Santa Rosa's Measure N, a proposed $124 million bond, garnered nearly 59 percent of the vote, with all precincts reporting, but it appears to have failed to get the required two-thirds majority.
"We missed an opportunity to pay attention to the issue of housing last night, and I don't expect anything will come around soon to replace it," Santa Rosa Mayor Chris Coursey told an audience of about 300 people attending North Bay Business Journal's Impact Sonoma: State of Wildfire Recovery conference in the city Wednesday morning.
The mayor said efforts to address replacement of the approximately 3,000 homes lost in the October 2017 wildfires inside city limits continues. Over 5,000 homes were destroyed in Sonoma County all together, and more than 1,000 others burned up in Napa, Mendocino, Lake and Solano counties.
Also progressing is the effort to build thousands of homes needed to address escalating prices and declining construction of affordable housing which existed before the fires, Coursey said.
"Passage of Measure N would have provided a step toward that process," he said.
The city has plans to cut red tape and encourage home construction, especially higher-rise multifamily housing housing in its downtown.
"It would be housing which is close to transit, close to services and we have community consensus," Coursey said. "(W)e need to build 5,000 homes by 2022, we don't want in ’22 to look back and see we are still at 2017 levels."
Santa Rosa-based nonprofit developer Burbank Housing Development's CEO noted the vote tally so far for Measure N shows considerable support for public finance of affordable housing.
"We expect it will more likely be in the mid-60s by the time the results are tabulated," Larry Florin said. "Obviously, it’s disappointing that we didn’t get the two-thirds vote, but we appreciate that over 60 percent voiced their support for affordable housing, and we’ll continue to move forward.”
Housing bonds are a"tried-and-true way to produce housing," according to Cynthia Parker, president and CEO of nonprofit developer Bridge Housing.
"The need in Santa Rosa is so dire, and the longer it takes to rebuild, the harder it will be for people to return to the community," Parker said.

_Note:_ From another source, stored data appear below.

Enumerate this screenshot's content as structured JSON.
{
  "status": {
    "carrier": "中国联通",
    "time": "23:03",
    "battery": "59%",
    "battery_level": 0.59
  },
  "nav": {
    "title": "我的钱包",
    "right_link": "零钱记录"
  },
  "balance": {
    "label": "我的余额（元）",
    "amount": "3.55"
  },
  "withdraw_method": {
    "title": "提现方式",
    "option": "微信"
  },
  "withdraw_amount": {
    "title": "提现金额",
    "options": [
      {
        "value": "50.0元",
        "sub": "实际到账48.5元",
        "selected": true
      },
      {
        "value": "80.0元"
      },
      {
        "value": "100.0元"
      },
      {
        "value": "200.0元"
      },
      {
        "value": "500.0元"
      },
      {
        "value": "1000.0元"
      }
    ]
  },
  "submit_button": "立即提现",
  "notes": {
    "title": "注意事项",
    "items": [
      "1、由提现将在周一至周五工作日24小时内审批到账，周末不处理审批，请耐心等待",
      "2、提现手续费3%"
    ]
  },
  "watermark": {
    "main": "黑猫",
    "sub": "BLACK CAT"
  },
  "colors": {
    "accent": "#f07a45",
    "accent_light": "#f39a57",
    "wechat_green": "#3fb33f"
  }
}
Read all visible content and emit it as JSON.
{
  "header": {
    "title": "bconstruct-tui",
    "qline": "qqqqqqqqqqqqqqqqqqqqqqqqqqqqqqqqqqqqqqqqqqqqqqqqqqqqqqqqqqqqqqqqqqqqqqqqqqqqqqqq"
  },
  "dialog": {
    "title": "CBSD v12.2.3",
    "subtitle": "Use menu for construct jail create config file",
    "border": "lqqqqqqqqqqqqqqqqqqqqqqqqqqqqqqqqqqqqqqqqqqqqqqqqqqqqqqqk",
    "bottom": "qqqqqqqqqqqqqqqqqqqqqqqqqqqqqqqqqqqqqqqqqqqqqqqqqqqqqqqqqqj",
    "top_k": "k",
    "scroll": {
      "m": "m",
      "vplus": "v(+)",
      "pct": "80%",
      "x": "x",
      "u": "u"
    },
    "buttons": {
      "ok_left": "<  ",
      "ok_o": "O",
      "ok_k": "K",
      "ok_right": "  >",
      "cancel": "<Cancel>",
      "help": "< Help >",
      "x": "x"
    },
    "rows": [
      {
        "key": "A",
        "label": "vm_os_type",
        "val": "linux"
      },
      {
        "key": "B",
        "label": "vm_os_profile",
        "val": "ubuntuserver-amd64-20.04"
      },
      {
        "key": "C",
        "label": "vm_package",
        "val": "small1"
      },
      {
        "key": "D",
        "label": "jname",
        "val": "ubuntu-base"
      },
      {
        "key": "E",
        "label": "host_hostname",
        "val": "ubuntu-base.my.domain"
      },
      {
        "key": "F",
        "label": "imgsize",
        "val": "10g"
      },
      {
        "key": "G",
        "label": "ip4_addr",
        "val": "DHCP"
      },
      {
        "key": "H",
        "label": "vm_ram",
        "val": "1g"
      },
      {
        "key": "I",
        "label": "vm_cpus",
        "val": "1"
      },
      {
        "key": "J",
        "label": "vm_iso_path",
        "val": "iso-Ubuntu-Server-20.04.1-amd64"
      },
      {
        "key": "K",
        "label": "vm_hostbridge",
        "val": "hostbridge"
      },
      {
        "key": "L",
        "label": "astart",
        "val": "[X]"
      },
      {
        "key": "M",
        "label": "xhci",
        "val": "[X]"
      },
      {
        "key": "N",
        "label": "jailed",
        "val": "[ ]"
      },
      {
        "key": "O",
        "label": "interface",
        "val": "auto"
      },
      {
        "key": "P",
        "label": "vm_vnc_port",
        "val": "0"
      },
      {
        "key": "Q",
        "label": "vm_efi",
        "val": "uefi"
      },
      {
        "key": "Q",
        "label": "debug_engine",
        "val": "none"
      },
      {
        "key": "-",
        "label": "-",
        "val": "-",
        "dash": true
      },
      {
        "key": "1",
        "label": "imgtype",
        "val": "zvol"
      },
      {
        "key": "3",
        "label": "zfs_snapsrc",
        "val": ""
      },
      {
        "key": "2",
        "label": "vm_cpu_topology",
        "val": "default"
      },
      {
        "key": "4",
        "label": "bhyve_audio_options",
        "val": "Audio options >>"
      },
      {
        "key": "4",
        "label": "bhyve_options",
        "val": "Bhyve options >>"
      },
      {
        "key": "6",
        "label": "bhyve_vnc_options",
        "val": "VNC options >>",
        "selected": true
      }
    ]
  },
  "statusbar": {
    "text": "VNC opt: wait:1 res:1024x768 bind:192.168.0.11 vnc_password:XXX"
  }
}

In Napa County, voters appear to have green-lighted measures D, E, F and S in Calistoga, St. Helena, Napa and Yountville, respectively, according to the first unofficial tally of votes received by Tuesday. Napa County is part of a pilot for all-mailed-in voting. The next tally is set for Friday, and the vote is due to be certified by the end of this month.
Those are among six measures on the county's ballot that proposed increases to transient-occupancy taxes (TOTs), which are charged to visitors along with lodging, by 1 percentage point, to 13 percent, starting next year. The money, estimated to be $4.78 million annually from all six areas, would fund workforce- and affordable-housing projects, programs and services.
American Canyon's Measure H had nearly 63 percent approval, 3 percentage points shy of the two-thirds needed. Unincorporated Napa County's Measure I was right at the threshold, with 66.6 percent in favor.